Smith also was inconsistent and the margins were vague.  Government expenditure was not unproductive when it purchases goods and services from private enterprises.   Take defence expenditures (the first duty of government).  Defence suppliers receive revenues from the government, and reproduce the costs of their defence services – they also make a profit and pay their suppliers and the wages of their employees to stay in business.  The defence departments pay their soldiers and seamen, which is unproductive in Smith's sense as these forces do not generate a revenue to cover their costs and the costs of their materials used in defence, but they consume through markets, adding to local revenues.  Much has been written and studied on local defence-sourced multipliers.
Likewise with his example of consumers spending money on wines and their dinners in restaurants, hotels and theatre goers, seeking legal advice, and such like.  Consumers of these services do not reproduce their expenditures – they consume them.  However the restaurants, hotels, theatres, puppeteers, lawyers – even Brothel keepers and the courtesans – are productive in Smith's sense.  They receive incomes that reproduce their costs plus profits.
It is a muddle, true, as expressed in WN, but the point remains; those activities that recover their costs plus a profit add to economic activity and those than do not, do not.  These last are the necessary costs of an economy functioning; those that do recover their costs plus a profit are the necessary revenues that enable an economy to continue and to grow.

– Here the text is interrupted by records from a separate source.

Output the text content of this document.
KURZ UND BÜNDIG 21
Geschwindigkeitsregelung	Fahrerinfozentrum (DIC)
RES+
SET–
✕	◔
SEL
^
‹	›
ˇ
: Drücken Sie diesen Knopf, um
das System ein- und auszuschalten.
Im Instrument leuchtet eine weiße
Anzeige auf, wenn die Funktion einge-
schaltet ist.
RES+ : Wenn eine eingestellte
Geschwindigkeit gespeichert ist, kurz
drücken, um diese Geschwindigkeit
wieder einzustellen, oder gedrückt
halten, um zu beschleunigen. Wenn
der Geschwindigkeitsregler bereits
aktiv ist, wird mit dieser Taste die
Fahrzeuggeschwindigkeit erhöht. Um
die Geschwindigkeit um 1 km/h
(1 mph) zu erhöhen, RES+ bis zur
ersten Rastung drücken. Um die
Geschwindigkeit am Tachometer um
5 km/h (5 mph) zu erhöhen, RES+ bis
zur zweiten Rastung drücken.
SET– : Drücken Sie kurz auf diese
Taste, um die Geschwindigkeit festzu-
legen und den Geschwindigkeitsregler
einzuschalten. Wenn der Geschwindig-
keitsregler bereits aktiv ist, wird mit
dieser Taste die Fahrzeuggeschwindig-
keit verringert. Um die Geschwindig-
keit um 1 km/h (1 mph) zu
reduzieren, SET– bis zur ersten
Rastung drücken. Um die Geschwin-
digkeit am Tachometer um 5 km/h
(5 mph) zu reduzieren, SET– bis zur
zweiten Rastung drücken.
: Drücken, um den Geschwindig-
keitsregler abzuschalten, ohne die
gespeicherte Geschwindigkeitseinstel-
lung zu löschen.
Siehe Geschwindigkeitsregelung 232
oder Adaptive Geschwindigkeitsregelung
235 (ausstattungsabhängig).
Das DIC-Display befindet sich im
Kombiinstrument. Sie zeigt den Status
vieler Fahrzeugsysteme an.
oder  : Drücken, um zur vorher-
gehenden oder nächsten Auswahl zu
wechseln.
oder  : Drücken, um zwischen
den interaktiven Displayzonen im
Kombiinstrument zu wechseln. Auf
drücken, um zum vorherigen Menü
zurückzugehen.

It is not a GNP analysis as shown in the statistics.  Smith's distinction is still worth understanding, as are GNP/GDP statistics, and their derivation. 

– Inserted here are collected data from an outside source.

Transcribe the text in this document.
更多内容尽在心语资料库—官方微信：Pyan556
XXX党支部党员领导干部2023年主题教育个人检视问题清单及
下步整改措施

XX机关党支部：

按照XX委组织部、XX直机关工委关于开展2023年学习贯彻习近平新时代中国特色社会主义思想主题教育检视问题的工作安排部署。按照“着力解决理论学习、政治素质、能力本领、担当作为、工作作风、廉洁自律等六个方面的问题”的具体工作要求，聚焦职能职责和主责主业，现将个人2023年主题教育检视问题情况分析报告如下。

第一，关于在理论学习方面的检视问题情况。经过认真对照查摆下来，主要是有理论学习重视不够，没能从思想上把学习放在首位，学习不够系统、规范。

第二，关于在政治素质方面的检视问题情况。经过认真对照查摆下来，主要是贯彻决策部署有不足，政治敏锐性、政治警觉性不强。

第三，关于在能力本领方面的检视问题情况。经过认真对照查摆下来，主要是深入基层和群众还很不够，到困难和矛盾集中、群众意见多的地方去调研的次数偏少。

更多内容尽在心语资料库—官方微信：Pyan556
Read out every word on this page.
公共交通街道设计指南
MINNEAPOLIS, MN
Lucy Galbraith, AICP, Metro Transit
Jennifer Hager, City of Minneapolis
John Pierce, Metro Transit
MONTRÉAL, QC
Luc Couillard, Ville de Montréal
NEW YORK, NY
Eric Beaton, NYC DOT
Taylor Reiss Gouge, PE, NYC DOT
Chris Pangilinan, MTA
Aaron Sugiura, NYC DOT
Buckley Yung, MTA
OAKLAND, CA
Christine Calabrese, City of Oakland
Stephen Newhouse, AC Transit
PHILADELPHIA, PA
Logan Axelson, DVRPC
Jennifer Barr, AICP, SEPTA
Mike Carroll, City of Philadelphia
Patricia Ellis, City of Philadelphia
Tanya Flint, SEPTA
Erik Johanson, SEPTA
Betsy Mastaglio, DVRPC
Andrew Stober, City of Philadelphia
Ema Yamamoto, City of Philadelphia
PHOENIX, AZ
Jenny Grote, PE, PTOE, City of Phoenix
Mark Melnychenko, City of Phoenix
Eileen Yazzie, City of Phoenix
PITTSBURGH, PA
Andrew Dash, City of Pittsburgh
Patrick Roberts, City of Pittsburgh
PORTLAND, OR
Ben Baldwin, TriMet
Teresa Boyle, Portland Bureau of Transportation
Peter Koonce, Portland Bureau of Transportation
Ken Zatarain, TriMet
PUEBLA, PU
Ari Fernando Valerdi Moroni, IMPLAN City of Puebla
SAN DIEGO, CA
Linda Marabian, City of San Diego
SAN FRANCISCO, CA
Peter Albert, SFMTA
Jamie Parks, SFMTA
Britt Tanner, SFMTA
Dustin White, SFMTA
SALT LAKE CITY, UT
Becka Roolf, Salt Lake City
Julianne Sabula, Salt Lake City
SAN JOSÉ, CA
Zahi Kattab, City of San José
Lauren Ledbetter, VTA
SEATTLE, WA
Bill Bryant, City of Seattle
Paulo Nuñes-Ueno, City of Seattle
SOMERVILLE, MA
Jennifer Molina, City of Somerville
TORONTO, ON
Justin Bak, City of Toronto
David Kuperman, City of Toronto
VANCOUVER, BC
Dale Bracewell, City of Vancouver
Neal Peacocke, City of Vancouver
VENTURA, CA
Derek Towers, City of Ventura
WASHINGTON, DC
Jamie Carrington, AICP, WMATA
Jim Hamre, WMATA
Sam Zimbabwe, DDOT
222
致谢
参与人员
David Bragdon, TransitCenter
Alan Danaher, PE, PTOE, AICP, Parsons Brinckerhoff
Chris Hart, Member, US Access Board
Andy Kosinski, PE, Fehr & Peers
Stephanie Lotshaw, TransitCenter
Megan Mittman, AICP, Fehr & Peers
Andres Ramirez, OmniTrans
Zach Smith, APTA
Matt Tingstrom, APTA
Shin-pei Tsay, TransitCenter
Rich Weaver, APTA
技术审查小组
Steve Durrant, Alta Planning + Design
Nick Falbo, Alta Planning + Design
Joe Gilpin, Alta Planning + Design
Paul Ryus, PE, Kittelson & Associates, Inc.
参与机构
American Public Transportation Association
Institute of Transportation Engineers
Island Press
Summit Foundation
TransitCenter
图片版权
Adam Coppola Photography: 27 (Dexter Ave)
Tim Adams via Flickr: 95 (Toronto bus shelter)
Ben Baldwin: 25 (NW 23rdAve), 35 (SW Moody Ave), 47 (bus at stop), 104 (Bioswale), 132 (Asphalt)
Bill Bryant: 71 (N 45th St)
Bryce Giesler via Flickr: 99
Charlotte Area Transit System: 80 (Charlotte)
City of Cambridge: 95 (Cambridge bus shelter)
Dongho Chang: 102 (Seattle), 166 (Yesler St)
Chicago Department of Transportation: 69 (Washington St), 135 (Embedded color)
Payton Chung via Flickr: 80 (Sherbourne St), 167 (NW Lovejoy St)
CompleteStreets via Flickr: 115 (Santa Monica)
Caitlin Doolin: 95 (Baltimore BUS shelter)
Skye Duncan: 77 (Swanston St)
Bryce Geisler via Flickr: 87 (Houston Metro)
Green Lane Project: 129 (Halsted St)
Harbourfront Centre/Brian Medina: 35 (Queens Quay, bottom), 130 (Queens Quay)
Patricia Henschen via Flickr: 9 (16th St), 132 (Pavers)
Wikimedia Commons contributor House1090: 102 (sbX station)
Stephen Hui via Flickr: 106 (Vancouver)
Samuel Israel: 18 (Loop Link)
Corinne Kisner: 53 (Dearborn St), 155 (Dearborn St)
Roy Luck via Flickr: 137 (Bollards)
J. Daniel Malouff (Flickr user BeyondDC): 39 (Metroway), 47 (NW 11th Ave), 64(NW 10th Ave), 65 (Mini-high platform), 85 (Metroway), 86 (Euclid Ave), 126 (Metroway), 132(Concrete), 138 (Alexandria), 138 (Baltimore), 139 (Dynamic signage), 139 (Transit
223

*Smith in correspondence to Adam Ferguson.  Stuart made a case for mercantile tariffs and such like, and while Smith knew him socially, they did not agree (politely).  He told Ferguson that he had “confuted” all Stuart’s arguments in WN without mentioning “his” (Stuart’s) name.
(It was considered impolite in 18th-19th century literature to criticise living persons by name – first and last letters with dashes in between were sometimes used instead  Smith just left Stuart's name out, perhaps to save embarrassing friend).
* Turgot was a senior state official in the French King’s service and was near paranoid about anyone mentioning his name in view of the consequences.  All printing in France was subject to bureaucratic censorship.  Turgot often used aliases and also urged writers not to mention his authorship ever.  From textual evidence, we know Smith used similar expressions from Turgot’s main published work in later editions, after the first edition of WN in 1776, and long after passages reproduced in WN from his Lectures in Jurisprudence, 1762-63.  Turgot had many ideas in advance of anybody else though he sometimes appeared to be quasi-Physiocratic.

6 Comments:

Blogger Daniel said...

I think it's important for Evan to keep separate the ideas of data and empirical "light". As a more empirical economist myself, I'm not discounting the importance of data, but there is other evidence out there and Smith collected together a ton of it.

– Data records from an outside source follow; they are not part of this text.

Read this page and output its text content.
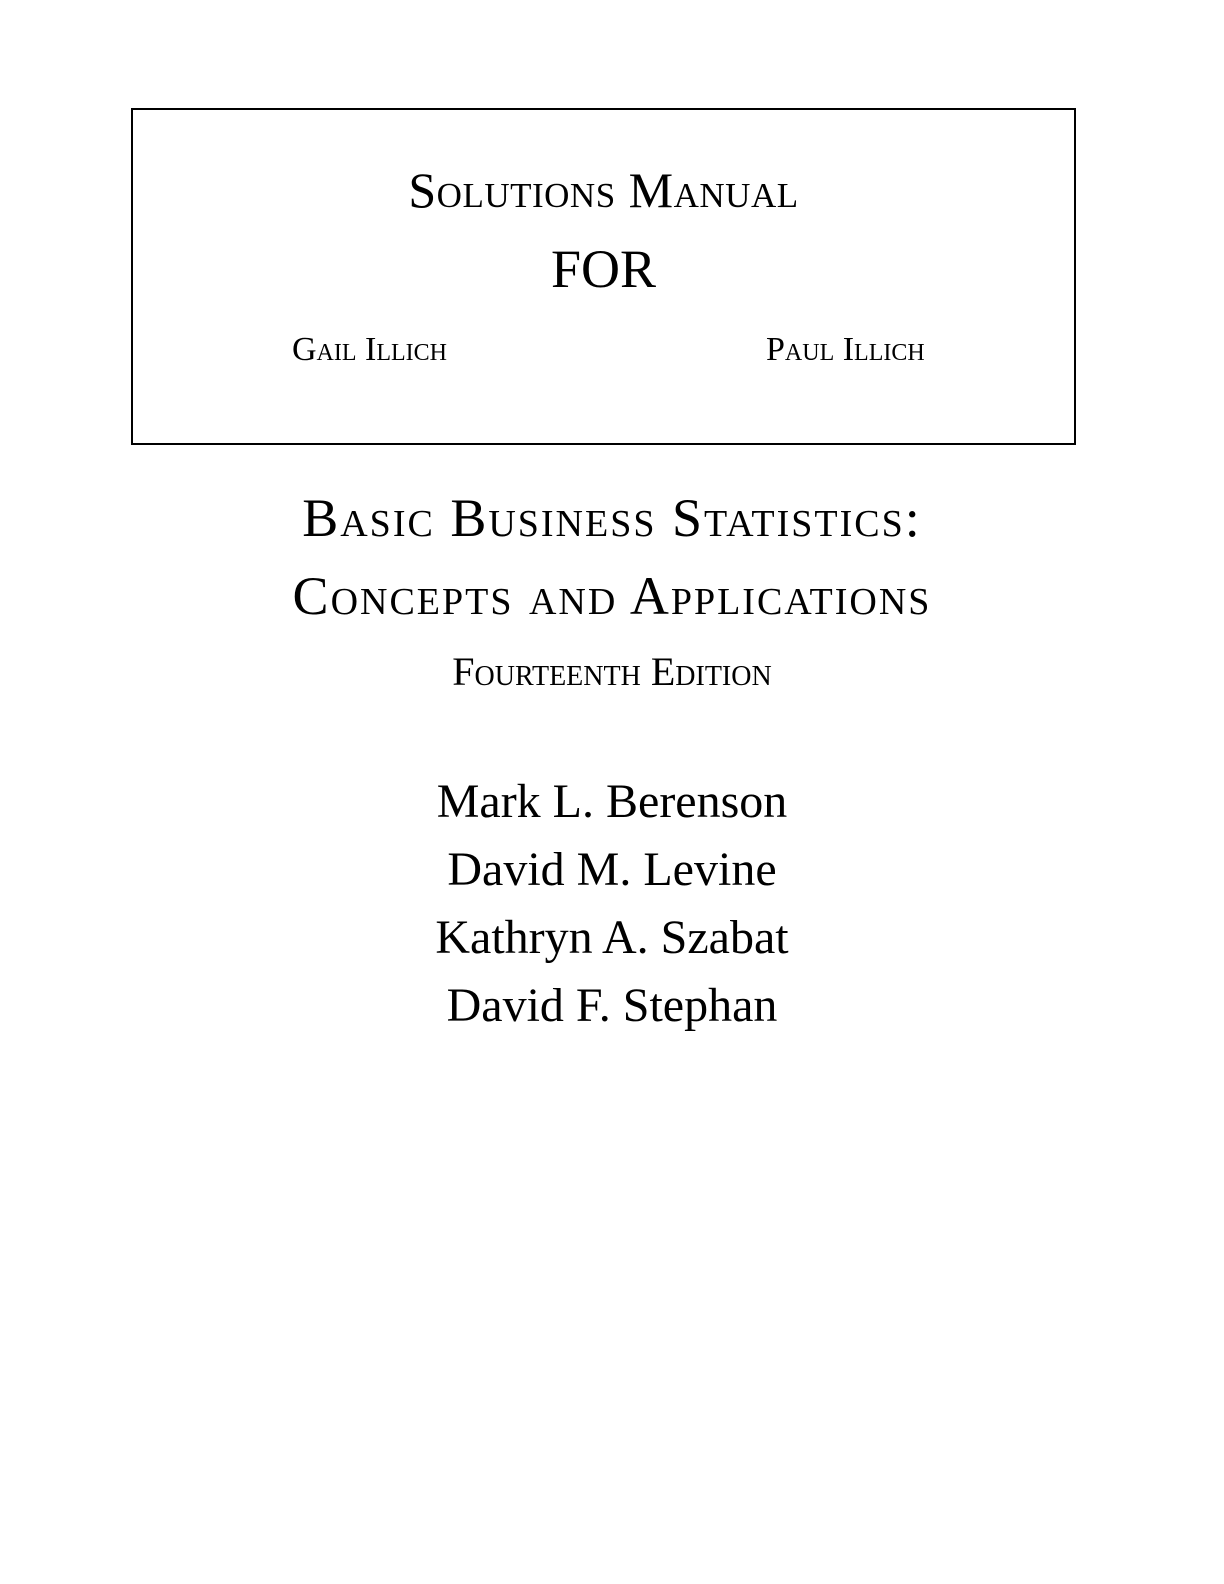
Solutions Manual
FOR
Gail Illich	Paul Illich
Basic Business Statistics:
Concepts and Applications
Fourteenth Edition
Mark L. Berenson
David M. Levine
Kathryn A. Szabat
David F. Stephan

Malthus is a good example, though, of an early economist that actually did go to great lengths to collect data.

12:32 pm  
Blogger Evan Soltas said...

Hello --

I meant "darkness" when it came to Smith's access, or rather lack thereof, to data.

This is an interesting historical review. Do you have the quote you mentioned about the inferiority of certain labor or purchases / the imperfect substitutability of government expenditure for private expenditure? I would be very much interested in that, and you seem to have a better knowledge of Smith's work than I do.

1:04 pm  
Blogger Gavin Kennedy said...

Daniel
Your are right! The amount of data in WN is quite extensive, though scattered about liberally. A few pages of columns of data are also included. Some modern economists complain about 'distractions' and 'verbiage' in WN. He took from 1767 to 1773 to write a publishable draft, having started composing WN in1763,, plus another 3 years to 1776, to have it published (he was in London and much taken up with "American affairs' - Hume complained to him about the delay).
Gavin

2:37 pm  
Blogger Gavin Kennedy said...

Evan
I am in France on holiday and do not have access to my Smith library (I return on Wednesday).
The best I can do just now, is to refer to my book, "Adam Smith: a moral philosopher and his political economy" (2nd edition), Chapter 10: "Increasing the fund for productive hands", pages 114-127.
This inter alia refers to a quote from WN pages 330-331, Oxford UP edition (Liberty Press). Check that quote and read around it too.
It also mentions the most common reading of Smith that it is supposed to refer to the difference between productive goods (tangible) that last some time and 'service' goods that perish instantly they are consumed. This is part of Smith's 'muddled' account, but clearing this up identifies an important distinction, as I mentioned above and in my chapter 10 reference.
Glad to oblige.
Gavin

2:50 pm  
Blogger Gavin Kennedy said...

Evan
I note I did not answer your direct question on imperfect substitutability of public/market expenditures.
Loook in Book V of WN under public works. Smith discusses toll roads and the comparative performance of public/private toll provisions. Hr criticises the weaknesses of both, though remember public tollroad raise fees and if they do not cover costs, require more public expenditures each year, plus their losses; but private tolls also reimburse costs plus a profit, which even if inefficient, they reproduce more than their costs each year (and can be sacked).
Gavin

7:15 pm  
Blogger mus said...

Gavin: Sir William Petty's probably worth mentioning in this connection. Of course, it would be really nice were someone to find a copy of the Appendix to Cantillon's essay.